You can’t lump the Houses 435 races in with “tracked races”, and you certainly can’t give him credit for calling 427/435 of them correctly when, to my knowledge, he didn’t predict a winner in any individual House races.
Fair enough. I couldn’t find his 2010 Rep predictions but I wasn’t sure if it was because he didn’t have any or because my Google-Fu wasn’t strong enough. Turns out it’s the former.
He’s still at 94.5% accuracy in his selections for 2010. Better than “just okay.” Better than Rasmussen (34/37 in Gov, 33/37 Senate, 90.5%).
But it is “just ok” if all of the other guys were at 99.8%. How well he does has to be measured against the other guys.
I didn’t bother to check all the Rasmsussen races, but I believe you and I’m not surprised by that either. I’d hope that anyone who aggregates polls would be more accurate than virtually all individual pollsters. Just curious, do you know how RealClearPolitics averages did in 2010?
OMG! An Asian Dad Conservative!
And, in Rasmussen’s defene, they were apparently the best individual pollster in 2008: http://www.fordham.edu/images/academics/graduate_schools/gsas/elections_and_campaign_/poll%20accuracy%20in%20the%202008%20presidential%20election.pdf
Well that was accuracy based on the final poll only. I wonder if anyone did an analysis to see who had the most consistent as well as accurate polling- because IIRC, in 2008, Rasmussen was off by quite a bit for most of the race between McCain and Obama, and at the end it “suddenly” became accurate.

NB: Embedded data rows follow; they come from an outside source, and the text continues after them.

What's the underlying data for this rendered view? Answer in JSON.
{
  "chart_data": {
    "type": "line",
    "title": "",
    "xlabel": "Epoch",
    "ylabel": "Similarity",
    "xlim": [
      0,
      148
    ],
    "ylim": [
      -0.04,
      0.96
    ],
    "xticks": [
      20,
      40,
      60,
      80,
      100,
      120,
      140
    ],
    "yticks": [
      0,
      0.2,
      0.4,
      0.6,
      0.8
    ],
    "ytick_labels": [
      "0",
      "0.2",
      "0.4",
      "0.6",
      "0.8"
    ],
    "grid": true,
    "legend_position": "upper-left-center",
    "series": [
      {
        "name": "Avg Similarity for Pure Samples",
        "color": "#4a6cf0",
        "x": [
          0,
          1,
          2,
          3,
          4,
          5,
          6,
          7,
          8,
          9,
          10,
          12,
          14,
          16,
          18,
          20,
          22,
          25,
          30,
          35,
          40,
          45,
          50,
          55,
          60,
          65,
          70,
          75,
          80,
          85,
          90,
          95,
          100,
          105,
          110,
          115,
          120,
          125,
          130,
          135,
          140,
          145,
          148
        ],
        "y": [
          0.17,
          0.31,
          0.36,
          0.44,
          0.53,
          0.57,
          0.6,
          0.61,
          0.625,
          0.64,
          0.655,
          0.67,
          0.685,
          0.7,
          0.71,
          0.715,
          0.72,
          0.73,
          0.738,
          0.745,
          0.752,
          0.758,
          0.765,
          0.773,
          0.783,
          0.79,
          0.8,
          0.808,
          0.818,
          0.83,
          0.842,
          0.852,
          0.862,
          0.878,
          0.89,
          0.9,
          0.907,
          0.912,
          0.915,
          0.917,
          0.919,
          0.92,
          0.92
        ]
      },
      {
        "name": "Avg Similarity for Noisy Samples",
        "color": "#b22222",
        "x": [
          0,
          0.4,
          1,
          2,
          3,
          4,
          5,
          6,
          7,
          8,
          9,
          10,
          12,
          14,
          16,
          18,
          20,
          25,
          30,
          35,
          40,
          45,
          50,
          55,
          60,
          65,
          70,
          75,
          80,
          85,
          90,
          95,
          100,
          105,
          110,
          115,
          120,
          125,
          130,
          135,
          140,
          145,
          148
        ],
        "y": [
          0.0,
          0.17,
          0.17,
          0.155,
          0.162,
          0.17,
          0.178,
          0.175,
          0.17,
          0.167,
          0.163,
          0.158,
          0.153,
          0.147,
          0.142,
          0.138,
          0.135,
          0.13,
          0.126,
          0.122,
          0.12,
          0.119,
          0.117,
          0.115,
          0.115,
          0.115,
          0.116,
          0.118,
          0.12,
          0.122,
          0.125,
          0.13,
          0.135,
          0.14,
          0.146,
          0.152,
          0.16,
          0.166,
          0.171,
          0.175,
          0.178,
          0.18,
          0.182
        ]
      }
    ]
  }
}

As Silver has repeatedly noted and factored into his model.
Do you have a link? Not that I don’t believe you, I just didn’t know that and would like to read about it.
iiandyiiii This is for 2010, not 2008, but you might be interested. Nate Silver: For Rasmussen, however, the Republican lean in its polls ran pretty much wire to wire. It had a significant Republican house effect early in the election cycle and a significant Republican house effect late in the election, and it would up turning into a significant Republican bias on Election Day. When 'House Effects' Become 'Bias' - The New York Times
That was a preliminary report. The author updated his work after final election numbers came in and Rasmussen fell to the median in the final rankings.
I thought about that, but, in the end, I determined that it was irrelevant. Let’s assume Rasmussen is the best pollster. Rasmussen certainly believes that it is or else, why be in the pollster business?
So you have a choice between Rasmussen, the best and most accurate, or an average (or conglomeration) of a bunch of polls, all of whom would, by definition, have to be inferior to the best.
So if one poll is THE most accurate, an aggregate of all polls would only serve to drive the accuracy down as compared to the best.
Or, to flip it, I’d ask the question of why Nate Silver would bother to do all the work he does if there’s one pollster who’s more accurate than he could be. Why not just have a blog that says “here’s Rasmussen’s numbers. Enjoy!”
Speaking of Rasmussen, their poll today shows Obama and Romney tied at 48.